Articles by Brian Jackson
On the Day of Silence
16 April 2010
If you live on or near a college campus, you're may already aware that today is the "Day of Silence" - an occasion for protests and demonstrations at schools against the bullying and harassment of lesbian, gay, bisexual, and transgendered students across the country.
It's hard to give the Christian perspective on certain issues without inviting trouble; homosexuality is one subject that almost always guarantees arguments. Any time an event like this one takes place, there are always kneejerk condemnations on the part of church leaders and moral posturing or indignation on the part of the LGBT community. I'm not interested in inflammatory comments, especially since I have friends who are participating in today's events - instead, I've taken my response today directly from the pages of the Bible.
Before really addressing the issue, it's necessary to ask the question "is homosexuality even a sin?". Often people criticize the use of Old Testament law as grounds for calling the homosexuality sinful, since the New Testament overturns things like dietary laws and animal sacrifices. For that reason, I've chosen to investigate what the New Testament says about the subject.
1 Corinthians 6:9-10 addresses the homosexual lifestyle, among other things:
"Do you not know that the unrighteous will not inherit the kingdom of God? Do not be deceived. Neither fornicators, nor idolaters, nor adulterers, nor homosexuals, nor sodomites, nor thieves, nor covetous, nor drunkards, nor revilers, nor extortioners will inherit the kingdom of God".
If the New Testament underscores the significance of the Old Testament prohibition, it does not do so by singling out a particular sin in this case. So why talk about homosexuality at all? Surely, drunkenness and extortion are more relevant and dangerous sins. Preventing them should be a higher priority, right?
However, the homosexual community has a singular trait that makes addressing their lifestyle more relevant: the constant drive to legitimize their practices as normal, natural, and (in a sense) unavoidable.
Much has been made about whether homosexuality is a "choice" or whether individuals are "born that way". Even so, the question of choice versus compulsion versus nature is one that does not need to be deconstructed in the pages of the Bible. In fact, the aforementioned passage and similar passages in Galatians 5 and Romans 1 indicate that sinful lifestyles of *any* kind are not the problem, but a symptom of a greater disease, which is called both "sin nature" and "unrighteousness".

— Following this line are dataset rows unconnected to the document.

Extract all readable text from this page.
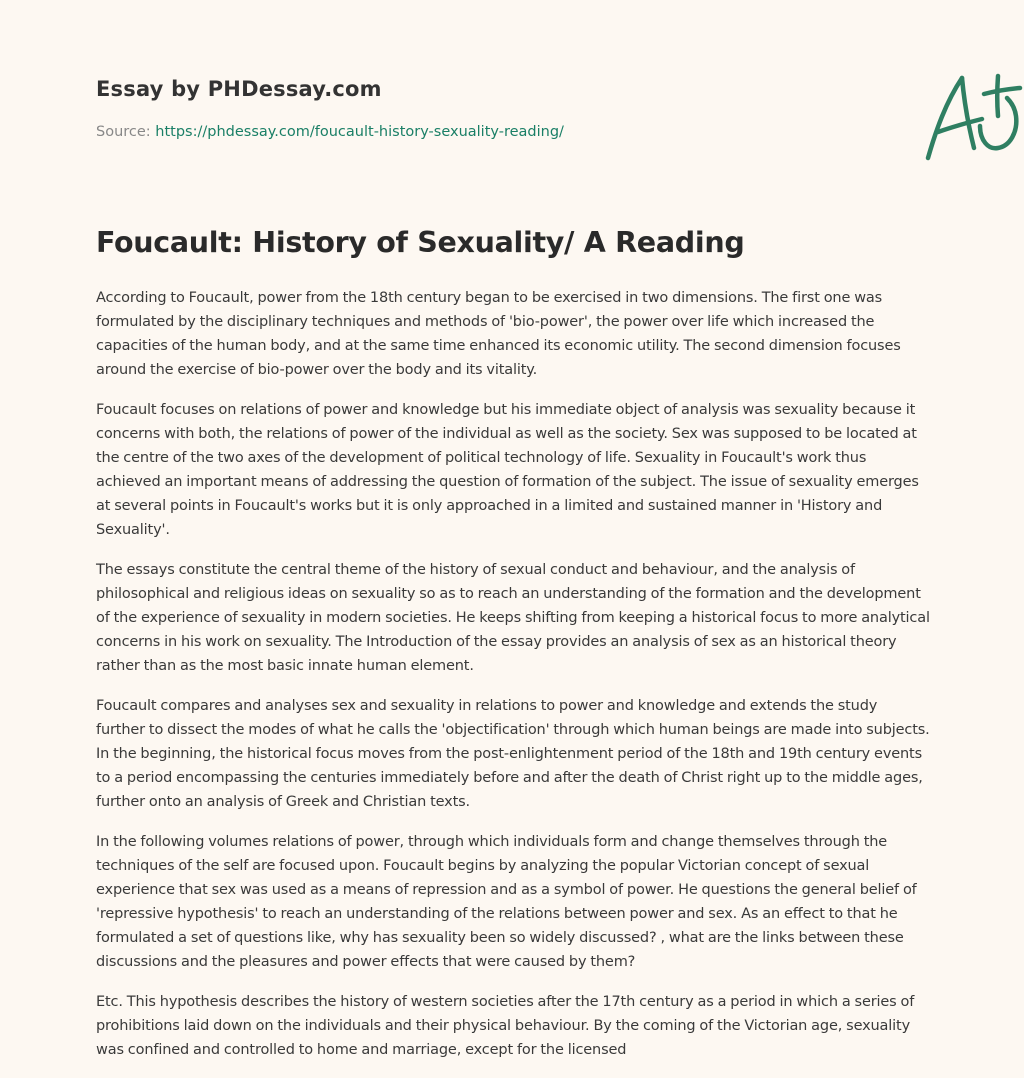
Essay by PHDessay.com

Source: https://phdessay.com/foucault-history-sexuality-reading/

Foucault: History of Sexuality/ A Reading

According to Foucault, power from the 18th century began to be exercised in two dimensions. The first one was formulated by the disciplinary techniques and methods of 'bio-power', the power over life which increased the capacities of the human body, and at the same time enhanced its economic utility. The second dimension focuses around the exercise of bio-power over the body and its vitality.

Foucault focuses on relations of power and knowledge but his immediate object of analysis was sexuality because it concerns with both, the relations of power of the individual as well as the society. Sex was supposed to be located at the centre of the two axes of the development of political technology of life. Sexuality in Foucault's work thus achieved an important means of addressing the question of formation of the subject. The issue of sexuality emerges at several points in Foucault's works but it is only approached in a limited and sustained manner in 'History and Sexuality'.

The essays constitute the central theme of the history of sexual conduct and behaviour, and the analysis of philosophical and religious ideas on sexuality so as to reach an understanding of the formation and the development of the experience of sexuality in modern societies. He keeps shifting from keeping a historical focus to more analytical concerns in his work on sexuality. The Introduction of the essay provides an analysis of sex as an historical theory rather than as the most basic innate human element.

Foucault compares and analyses sex and sexuality in relations to power and knowledge and extends the study further to dissect the modes of what he calls the 'objectification' through which human beings are made into subjects. In the beginning, the historical focus moves from the post-enlightenment period of the 18th and 19th century events to a period encompassing the centuries immediately before and after the death of Christ right up to the middle ages, further onto an analysis of Greek and Christian texts.

In the following volumes relations of power, through which individuals form and change themselves through the techniques of the self are focused upon. Foucault begins by analyzing the popular Victorian concept of sexual experience that sex was used as a means of repression and as a symbol of power. He questions the general belief of 'repressive hypothesis' to reach an understanding of the relations between power and sex. As an effect to that he formulated a set of questions like, why has sexuality been so widely discussed? , what are the links between these discussions and the pleasures and power effects that were caused by them?

Etc. This hypothesis describes the history of western societies after the 17th century as a period in which a series of prohibitions laid down on the individuals and their physical behaviour. By the coming of the Victorian age, sexuality was confined and controlled to home and marriage, except for the licensed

So what hope does someone have of ever going to heaven if they're born sinful? That's the crucial question - but looking even one verse farther in the passage I cited earlier answers the question:
"And such were some of you. But you were washed, but you were sanctified, but you were justified in the name of the Lord Jesus and by the Spirit of our God."
The old nature condemns everyone, according to the Bible, but God has promised that those who turn from their sinful lifestyle and believe in the work and resurrection of Jesus Christ will be given a new nature - that their sins will be forgiven, and the means to break the pattern of sin in their lives will be made available.
Or, to put it in the words of Psalm 107:
"Those who sat in darkness and in the shadow of death, Bound in affliction and irons- Because they rebelled against the words of God, And despised the counsel of the Most High, Therefore He brought down their heart with labor; They fell down, and there was none to help. Then they cried out to the LORD in their trouble, And He saved them out of their distresses. He brought them out of darkness and the shadow of death, And broke their chains in pieces. Oh, that men would give thanks to the LORD for His goodness, And for His wonderful works to the children of men! For He has broken the gates of bronze, And cut the bars of iron in two."
So, if God has promised all these things, should my response to a protest like today's be condemnation of all involved? By no means! Rather (as 2 Corinthians 5 says), I must become an ambassador for Christ, as though God himself were pleading through me.
Therefore I do not attempt to offend by writing all of this, but rather to explain the Christian position, and to implore those who read to be reconciled to God. The pattern of sin can be broken, and must be broken - and God has promised that the power to do so will be made available to any who ask.Tweet
Excellent article! Precise thinking just as God desires "rightly dividing the Word..." Also, you broaden the view to all humans by the "all have sinned" point thereby removing the focus on just GLBT's. We all need this new nature from God. Be reconciled everyone!